I'm at my mother's house in Elk Grove right now, trying to find a picture of boots that will work as clip art on a custom ink shirt that look like drill team boots. It's frusturating creating this fourth shirt.
But I saved something and didn't realize where I saved it. I searched "boot" in the computer, and found a word document titled "These Boots Were Made for Marchin'." It's an essay my sister wrote this past year. I cried. She is a good writer, I think. And she admires me so much...it feels so great to have someone look up to you so much. Well, I thought I would share it. I realize it's her work, but it means so much to me that I would like to share it with all of you. Some of the writing is weird because its no longer formatted, but you'll get the just of it.
Samantha Clark Clark 1
AP English 11
September 16 2008
These Boots Were Made for Marching
Just about ready to leave my house, I analyze myself in the mirror, making sure everything is in place. My hair half-up and half down, bangs pulled back and hair sprayed slick, diamond earrings, one in each ear and cherry-colored lipstick packed on, layer after layer. The time has come to add the last touch. My boots.
I slip them on, and run out in a hurry. The click clack of the heels touching the ground in a hurry causes a few strangers to turn in curiosity. My face gets pink, my hands get hot, and I know they are looking at my dirty, worn out boots. What used to be spotless white leather too stiff to fold down has now become too flexible to keep zipped up.
Four years ago, my sister invited me towards her, and we opened the box which kept those boots safe through shipping. Pulled out of their package, the boots shined as if they had just been painted with a white glaze. The zippers ran smoothly in and out of every crevice, connecting pieces of a puzzle. The insides glow as white as the outside, and the smell arises as the smell of a new car would the first month. My sister wore those new boots with such accomplishment. I admired the way she walked in those boots, head up at gun-point, back straight and shoulders back. And then she smiled, showing not only her top and bottom teeth, but also the glimmer in her eyes. I looked at my flip flops, and knew that one day, I wanted to walk with the same posture my sister revealed to me.
I remember sitting on the sofa watching my sister go through her own routine of getting ready. Her frustrations began to build up through getting her bow even with her pony tail, and trying to find new tights without any holes, all the tension seemed to disappear after she donned the exquisite boots. Her outfit then became complete. Friday after Friday as the boots gained dirt stains and smudges, I watched this same routine, and every time it amazed me how that last simple step made her stand up higher, smile a little wider and act a bit nicer.

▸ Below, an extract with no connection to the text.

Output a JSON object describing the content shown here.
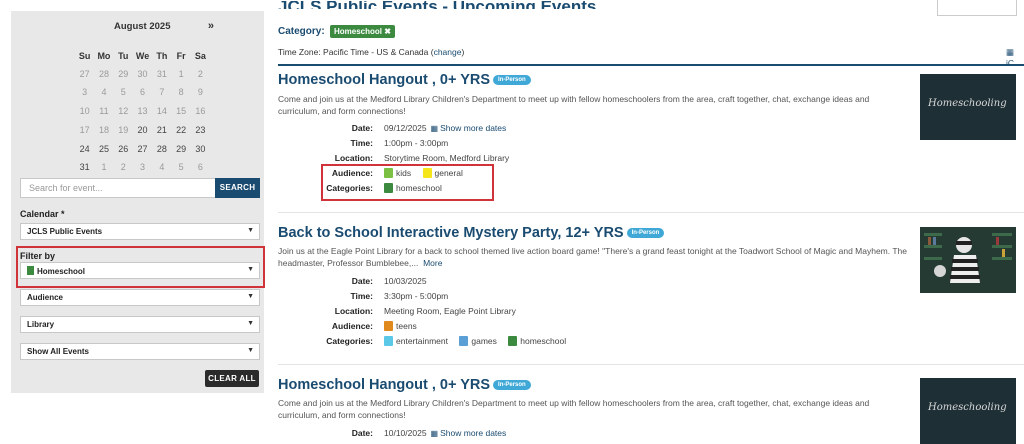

As my sister grew up, she left the school and boots to me. I strive to fill her footsteps. The boots have lost their shine, and yet, I still feel privileged to wear them. The insides stained brown from the sweat and dirt of many parades in the past, still carry the indentations of her feet, and the smell of a long day of marching. The creases at the bridge and the ankles from pointed toes, and marching passé make them more pliable to my movements. The zipper on the left side gets stuck due to the material from my tights constantly getting in the way in my haste to get ready. The smudge on my right boot left over from my sister fails to be covered no matter all the times I have polished it. These boots finish off my uniform, make me stand tall, smile big and be in the best attitude I can, so that I’m ready to march with the rest of the team.
As I walk to my team, we begin our pre-game. The BOOM BOOM of our heels marching on the track in absolute unison. The cheering fans watch us with pride.